Source: by the authors

Table 3 Proximity of the location of the lower third molars according to depth in panoramic radiographs of the Latin American population

Location	n	%	Depth of lower third molar (Pell and Gregory¹⁹
			Position A		Position B		Position C		p
			n	%	n	%	n	%
Proximity of the lower third molar to the IAC (modified Langlais et al.²⁰)
Intact	1781	27.45	1267	71.14	477	26.78	37	2.08	<0.001**
Proximal	4707	72.55	1766	37.52	2566	54.51	375	7.97
Intact	1781	27.45	1267	71.14	477	26.78	37	2.08	<0.001*
Dark band phenomenom	967	14.90	427	44.16	469	48.50	71	7.34
Change of IAC address	35	0.54	7	20.00	24	68.57	4	11.43
Discontinuity of IAC	877	13.52	395	45.04	450	51.31	32	3.65
Constriction of the IAC diameter	237	3.65	98	41.35	120	50.63	19	8.02
Dark band phenomenom + Change of IAC address	89	1.37	15	16.85	58	65.17	16	17.98
Dark band phenomenom + Discontinuity of IAC	835	12.87	344	41.20	435	52.10	56	6.71
Dark band phenomenom + Constriction of the IAC diameter	147	2.27	46	31.29	88	59.86	13	8.84
Change of IAC address + Discontinuity of IAC	89	1.37	30	33.71	53	59.55	6	6.74
Change of IAC address + Constriction of the IAC diameter	99	1.53	36	36.36	46	46.46	17	17.17
Discontinuity of IAC + Constriction of the IAC diameter	302	4.65	105	34.77	156	51.66	41	13.58
Dark band phenomenom + Change of IAC address + Discontinuity of IADC	106	1.63	26	24.53	69	65.09	11	10.38
Dark band phenomenom + Change of IAC address + Constriction of the IAC diameter	48	0.74	8	16.67	28	58.33	12	25.00
Dark band phenomenom + Discontinuity of IAC + Constriction of the IAC diameter	535	8.25	165	30.84	347	64.86	23	4.30
Change of IAC address + Discontinuity of IAC + Constriction of the IAC diameter	117	1.80	26	22.22	68	58.12	23	19.66
Dark band phenomenom + Change of IAC address + Discontinuity of IAC + Constriction of the IAC diameter	224	3.45	38	16.96	155	69.20	31	13.84
Total	6488	100.00	3033	46.75	3043	46.90	412	6.35

*Chi-square linear trend test

**Chi-square test

Source: by the authors

DISCUSSION

Exodontia of mandibular third molars is a routine procedure in dental practice that, in case of complications, could lead to multiple scenarios. One of them is the injury to the lower dental nerve. In this sense, it is necessary to use diagnostic imaging methods such as the panoramic radiography, which provides with greater precision, a complete view of the number, location, and proximity of the roots to other adjacent structures that may be compromised such as the IAC¹⁶^,²³. However, due to its limitation of only providing two-dimensional information, CBCT is still the most accurate imaging alternative¹⁷.

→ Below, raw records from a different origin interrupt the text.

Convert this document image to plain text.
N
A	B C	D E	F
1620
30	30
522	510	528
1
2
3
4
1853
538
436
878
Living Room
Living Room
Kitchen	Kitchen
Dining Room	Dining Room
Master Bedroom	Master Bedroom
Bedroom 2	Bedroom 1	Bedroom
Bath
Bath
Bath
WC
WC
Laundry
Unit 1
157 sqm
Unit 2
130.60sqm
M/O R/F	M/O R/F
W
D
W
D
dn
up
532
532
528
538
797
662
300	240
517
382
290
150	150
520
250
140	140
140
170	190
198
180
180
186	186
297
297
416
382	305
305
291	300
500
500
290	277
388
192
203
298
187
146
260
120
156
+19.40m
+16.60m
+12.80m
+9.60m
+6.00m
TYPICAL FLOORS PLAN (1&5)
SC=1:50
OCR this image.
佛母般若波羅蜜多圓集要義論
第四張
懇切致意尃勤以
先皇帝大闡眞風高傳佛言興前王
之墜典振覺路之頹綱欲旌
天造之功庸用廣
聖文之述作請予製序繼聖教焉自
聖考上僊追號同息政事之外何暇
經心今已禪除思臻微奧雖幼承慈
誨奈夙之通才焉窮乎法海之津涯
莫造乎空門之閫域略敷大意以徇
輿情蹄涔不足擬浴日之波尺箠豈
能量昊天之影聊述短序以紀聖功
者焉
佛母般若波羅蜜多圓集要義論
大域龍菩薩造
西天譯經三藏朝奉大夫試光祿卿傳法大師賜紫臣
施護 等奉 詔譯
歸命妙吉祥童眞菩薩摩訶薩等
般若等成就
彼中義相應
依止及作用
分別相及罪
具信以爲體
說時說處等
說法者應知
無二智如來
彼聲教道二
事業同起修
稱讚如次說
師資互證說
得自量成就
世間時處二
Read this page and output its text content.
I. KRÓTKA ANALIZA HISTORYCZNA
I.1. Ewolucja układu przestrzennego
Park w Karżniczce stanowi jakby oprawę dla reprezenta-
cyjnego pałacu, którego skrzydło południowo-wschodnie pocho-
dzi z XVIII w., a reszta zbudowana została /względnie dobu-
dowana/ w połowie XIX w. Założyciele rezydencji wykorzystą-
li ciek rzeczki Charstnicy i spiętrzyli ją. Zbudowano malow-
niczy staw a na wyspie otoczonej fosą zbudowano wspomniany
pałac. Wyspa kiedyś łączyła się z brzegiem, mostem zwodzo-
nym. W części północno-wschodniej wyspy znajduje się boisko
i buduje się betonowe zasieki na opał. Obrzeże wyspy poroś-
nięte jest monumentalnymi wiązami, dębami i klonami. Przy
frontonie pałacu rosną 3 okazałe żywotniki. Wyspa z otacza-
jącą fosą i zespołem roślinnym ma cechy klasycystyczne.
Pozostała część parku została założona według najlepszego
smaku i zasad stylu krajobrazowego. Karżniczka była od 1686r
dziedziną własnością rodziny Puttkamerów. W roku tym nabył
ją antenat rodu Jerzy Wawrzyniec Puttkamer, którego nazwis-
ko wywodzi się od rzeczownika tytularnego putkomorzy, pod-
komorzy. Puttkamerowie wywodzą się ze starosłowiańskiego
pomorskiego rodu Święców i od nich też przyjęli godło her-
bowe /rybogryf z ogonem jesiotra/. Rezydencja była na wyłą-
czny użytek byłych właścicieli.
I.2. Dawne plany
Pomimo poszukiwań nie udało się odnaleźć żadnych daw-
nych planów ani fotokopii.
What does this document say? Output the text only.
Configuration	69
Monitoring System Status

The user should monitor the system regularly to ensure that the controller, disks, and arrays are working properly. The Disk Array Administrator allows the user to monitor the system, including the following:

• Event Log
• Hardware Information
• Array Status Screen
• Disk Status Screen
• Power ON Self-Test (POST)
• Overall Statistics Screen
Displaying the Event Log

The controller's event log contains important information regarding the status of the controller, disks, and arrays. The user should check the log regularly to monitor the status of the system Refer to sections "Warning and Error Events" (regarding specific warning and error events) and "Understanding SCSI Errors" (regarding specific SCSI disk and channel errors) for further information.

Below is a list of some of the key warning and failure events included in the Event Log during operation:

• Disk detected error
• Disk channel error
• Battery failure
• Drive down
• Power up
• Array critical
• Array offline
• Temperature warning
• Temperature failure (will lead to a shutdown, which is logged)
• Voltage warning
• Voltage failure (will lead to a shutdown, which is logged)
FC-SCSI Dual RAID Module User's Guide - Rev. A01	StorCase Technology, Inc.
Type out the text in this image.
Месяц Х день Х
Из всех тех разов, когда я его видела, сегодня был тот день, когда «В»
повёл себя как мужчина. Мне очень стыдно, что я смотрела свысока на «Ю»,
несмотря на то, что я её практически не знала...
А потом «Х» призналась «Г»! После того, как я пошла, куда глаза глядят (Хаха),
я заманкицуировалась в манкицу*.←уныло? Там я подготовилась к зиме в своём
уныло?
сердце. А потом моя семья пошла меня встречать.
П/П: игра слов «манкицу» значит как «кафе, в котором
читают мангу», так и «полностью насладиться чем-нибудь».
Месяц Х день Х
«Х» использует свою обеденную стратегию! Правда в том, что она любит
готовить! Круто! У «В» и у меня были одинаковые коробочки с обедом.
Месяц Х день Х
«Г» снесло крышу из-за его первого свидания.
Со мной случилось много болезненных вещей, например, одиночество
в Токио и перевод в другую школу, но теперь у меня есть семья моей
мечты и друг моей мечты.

As part of the findings of this investigation, in terms of the proximity of the mandibular third molars, we found that more than three-quarters of the third molars were found close to the IAC. These results coincide with those previously published by Huang et al., who determined that more than 80% of the mandibular third molars contacted or were superimposed on the IAC by using panoramic radiographs of 120 patients from a hospital in Taiwan²⁴. However, there is limited scientific evidence using a standardized classification to identify the proximity of lower third molars to the IAC such as that presented by Langlais et al. and its modification, which is proposed in this paper.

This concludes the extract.